Context: Quite recently, a lot of ideas have sort of snapped together into a coherent mindset for me. Ideas I was familiar with, but whose importance I didn't intuitively understand. I'm going to try and document that mindset real quick, in a way I hope will be useful to others.

Five Bullet Points

  1. By default, shit doesn't work. The number of ways that shit can fail to work absolutely stomps the number of ways that shit can work.
  2. This means that we should expect shit to not work, unless something forces it into the narrow set of states that actually work and do something.
  3. The shit that does work generally still doesn't work for humans. Our goals are pretty specific and complicated, so the non-human goals massively outnumber the human goals.
  4. This means that even when shit works, we should expect it to not be in our best interests unless something forces it into the narrow range of goal-space that we like.
  5. Processes that force the world into narrow, unlikely outcome ranges are called optimization processes - they are rare, and important, and not magic.

Main Implications

The biggest takeaway is look for optimization processes. If you want to use a piece of the world (as a tool, as an ally, as evidence, as an authority to defer to, etc), it is important to understand which functions it has. In general, the functions a thing is "supposed to have" can come wildly apart from the things that it's actually optimized to do. If you can't find a mechanism that forces a particular thing to have a particular useful property, it probably doesn't. Examples:

  • "Society" designates certain people/organizations/processes as authorities - sources of reliable evidence. It turns out that a lot of these are not in fact reliable, because nothing forces them to be. Nobody fires the news anchor when they get a prediction wrong.
  • A sort of internal version is checking when to use explicit modeling and when to trust intuition. Intuitions seem to come with a built-in feeling that they are truth-tracking and should be trusted, even in cases where you know they don't have the evidence budget to make this possible. To a certain extent, you can check manually if an intuition is actually optimized to be truth-tracking.
  • The air conditioner thing.

The obvious first step when looking for optimization processes: learn to recognize optimization processes. This is the key to what Yudkowsky calls an adequacy argument, which is what I've been broadly calling "hey does this thing work the way I want it to?"

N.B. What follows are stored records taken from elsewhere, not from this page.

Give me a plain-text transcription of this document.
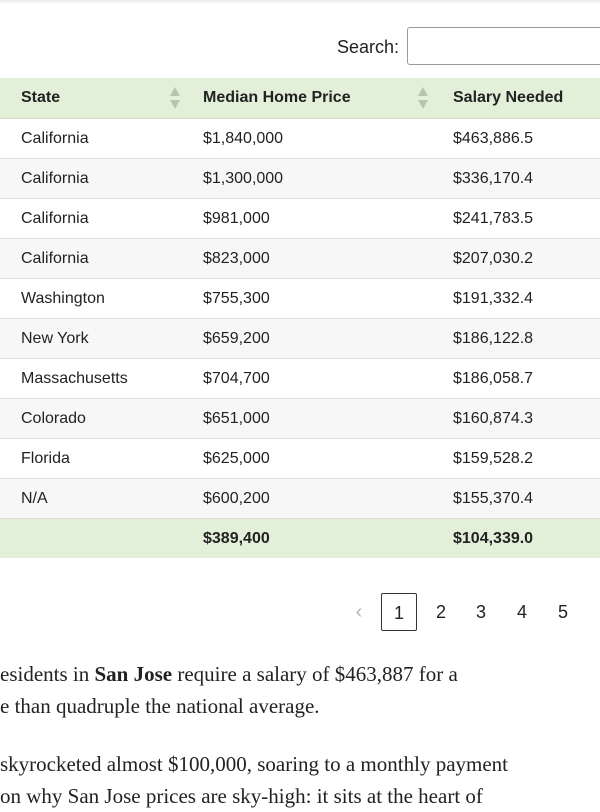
Search:
State	Median Home Price	Salary Needed
California	$1,840,000	$463,886.5
California	$1,300,000	$336,170.4
California	$981,000	$241,783.5
California	$823,000	$207,030.2
Washington	$755,300	$191,332.4
New York	$659,200	$186,122.8
Massachusetts	$704,700	$186,058.7
Colorado	$651,000	$160,874.3
Florida	$625,000	$159,528.2
N/A	$600,200	$155,370.4
	$389,400	$104,339.0
‹	1	2	3	4	5
esidents in San Jose require a salary of $463,887 for a
e than quadruple the national average.
skyrocketed almost $100,000, soaring to a monthly payment
on why San Jose prices are sky-high: it sits at the heart of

  • Evolutions and markets are the canonical examples. There is plenty of math out there about when these happen, how powerful they are, and how they work in general.
  • "Skin in the game" is often referenced as a thing-that-makes-stuff-work: the classic example is a role where you get fired if you make a sufficiently bad mistake. This is basically a watered-down version of evolution, with only the "differential survival" bit and no reproduction or heritable traits or any of that. Fitness doesn't climb over time, but hey, more-fit participants will still be over-represented in the population.
  • Testing, recruiting, and other sorts of intentional selection of people definitely fit the definition, but in practice it seems they generally optimize for something different from what they are Supposed To optimize for.
  • Thankfully, people can also be optimizers! Sometimes. We definitely optimize for something. Consider: the vast majority of action-sequences lead to death, and the brain's job is to identify the narrow slice that manages all of our many survival needs at the same time. But from there I think it still requires a bit of hand-waving to justify arguments about which exactly tasks those optimization abilities generalize to and which they don't.
  • Definitely way more than this but you get the idea. Maybe check out some Framing Practicum posts and find things that qualify as optimizers? Also, just read Inadequate Equilibria.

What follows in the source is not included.